Flemming Meyer: Kinder und Jugendliche in der Heimerziehung haben keine Lobby

Presseinformation Kiel, den 15.02.2019

Es gilt das gesprochene Wort



Flemming Meyer TOP 26+48 Kinder und Jugendliche in der Heimerziehung nicht allein lassen, Beschwerdestelle für Kinder und Jugendliche Drs. 19/1236 und 19/1068

„Nicht alle Kinder kommen zu ihren Rechten und zu dem Schutz, der ihnen zusteht“

Egal ob wir uns die Ergebnisse des PUA zum Friesenhof, den Runden Tisch Heimerziehung oder
den vorliegenden Bericht der Beschwerdestelle anschauen - deutlich wird vor allem eins:
Kinder und Jugendliche in der Heimerziehung haben bis heute keine besonders starke Lobby.
Längst nicht alle kommen zu ihren Rechten und zu dem Schutz, der ihnen zusteht.
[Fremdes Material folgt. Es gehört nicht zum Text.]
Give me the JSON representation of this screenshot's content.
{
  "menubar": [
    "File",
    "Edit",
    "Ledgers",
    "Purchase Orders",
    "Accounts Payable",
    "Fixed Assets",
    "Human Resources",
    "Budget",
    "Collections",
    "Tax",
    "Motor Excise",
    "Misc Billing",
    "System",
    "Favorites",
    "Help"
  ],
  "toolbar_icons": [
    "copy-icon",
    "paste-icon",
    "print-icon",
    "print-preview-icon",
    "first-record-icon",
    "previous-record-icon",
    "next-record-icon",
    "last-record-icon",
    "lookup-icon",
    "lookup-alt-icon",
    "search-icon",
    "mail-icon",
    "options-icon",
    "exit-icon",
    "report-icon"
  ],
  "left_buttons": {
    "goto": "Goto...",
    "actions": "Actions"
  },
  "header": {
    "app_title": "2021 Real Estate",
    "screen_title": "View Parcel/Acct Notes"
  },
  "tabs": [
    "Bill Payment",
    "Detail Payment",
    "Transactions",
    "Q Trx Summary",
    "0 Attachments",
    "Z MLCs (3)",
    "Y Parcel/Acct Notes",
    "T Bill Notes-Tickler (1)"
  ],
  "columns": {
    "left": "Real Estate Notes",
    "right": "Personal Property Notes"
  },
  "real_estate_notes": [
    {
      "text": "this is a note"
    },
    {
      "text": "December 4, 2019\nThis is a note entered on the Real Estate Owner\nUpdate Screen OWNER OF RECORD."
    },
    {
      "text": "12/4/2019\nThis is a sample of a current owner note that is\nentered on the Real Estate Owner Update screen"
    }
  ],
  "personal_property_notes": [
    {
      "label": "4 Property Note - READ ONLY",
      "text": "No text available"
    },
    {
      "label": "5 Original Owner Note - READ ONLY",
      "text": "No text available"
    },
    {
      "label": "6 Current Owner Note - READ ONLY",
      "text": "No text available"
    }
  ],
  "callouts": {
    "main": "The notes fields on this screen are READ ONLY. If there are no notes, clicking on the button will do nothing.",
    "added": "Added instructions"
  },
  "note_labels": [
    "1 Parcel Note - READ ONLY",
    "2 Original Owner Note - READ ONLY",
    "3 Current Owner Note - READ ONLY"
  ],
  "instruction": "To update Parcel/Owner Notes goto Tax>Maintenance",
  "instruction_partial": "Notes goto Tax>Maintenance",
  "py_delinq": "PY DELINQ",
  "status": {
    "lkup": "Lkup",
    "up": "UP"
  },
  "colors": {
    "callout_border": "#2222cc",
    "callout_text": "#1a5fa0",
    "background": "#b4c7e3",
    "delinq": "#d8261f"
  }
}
Das zeigt
nicht zuletzt auch der Tätigkeitsbericht der Ombudsfrau. Vor diesem Hintergrund ist es gut
und folgerichtig, dass die SPD die zentralen Forderungen aus dem Bericht gesondert zur
Diskussion stellt.



Ich habe mehrfach betont, dass ich eine besondere Verantwortung der Landespolitik sehe,
wenn es um das Thema Heimerziehung geht. Wir sind es, die sicherstellen müssen, dass Kinder 2
und Jugendliche in stationären Einrichtungen eine kindgerechte Erziehung und den Zugang zu
guter Bildung bekommen. Es geht um nicht weniger als den effektiven Schutz vor
Ausgrenzung, Diskriminierung und jeglicher Form der Gewalt. Und es geht um
Chancengleichheit. In all diesen Dingen dürfen Kinder und Jugendliche, die in einer stationären
Einrichtung der Jugendhilfe aufwachsen, nicht schlechter gestellt werden, als andere. Das
muss unser Anspruch sein.



Zum Glück sind die schockierenden Berichte aus den Friesenhof-Einrichtungen alles andere als
typisch für unsere Heimlandschaft. Und doch ist klar, dass wir konkrete Maßnahmen zur
Verbesserung der Situation in der Heimerziehung ergreifen und weiterentwickeln müssen. Mit
der Einrichtung der Beschwerdestelle für Kinder und Jugendliche haben wir zum Beispiel eine
wichtige Lehre gezogen. Für den vorliegenden ersten Bericht bin ich sehr dankbar. Genau wie
für den Einsatz des Kinderschutzbundes für die untergebrachten Kinder. Aber mit einem
funktionierenden Beschwerdewesen allein ist es nicht getan. Im Gegenteil: Wenn wir uns die
vorliegenden Ergebnisse und Empfehlungen anschauen, dann stehen wir erst am Anfang.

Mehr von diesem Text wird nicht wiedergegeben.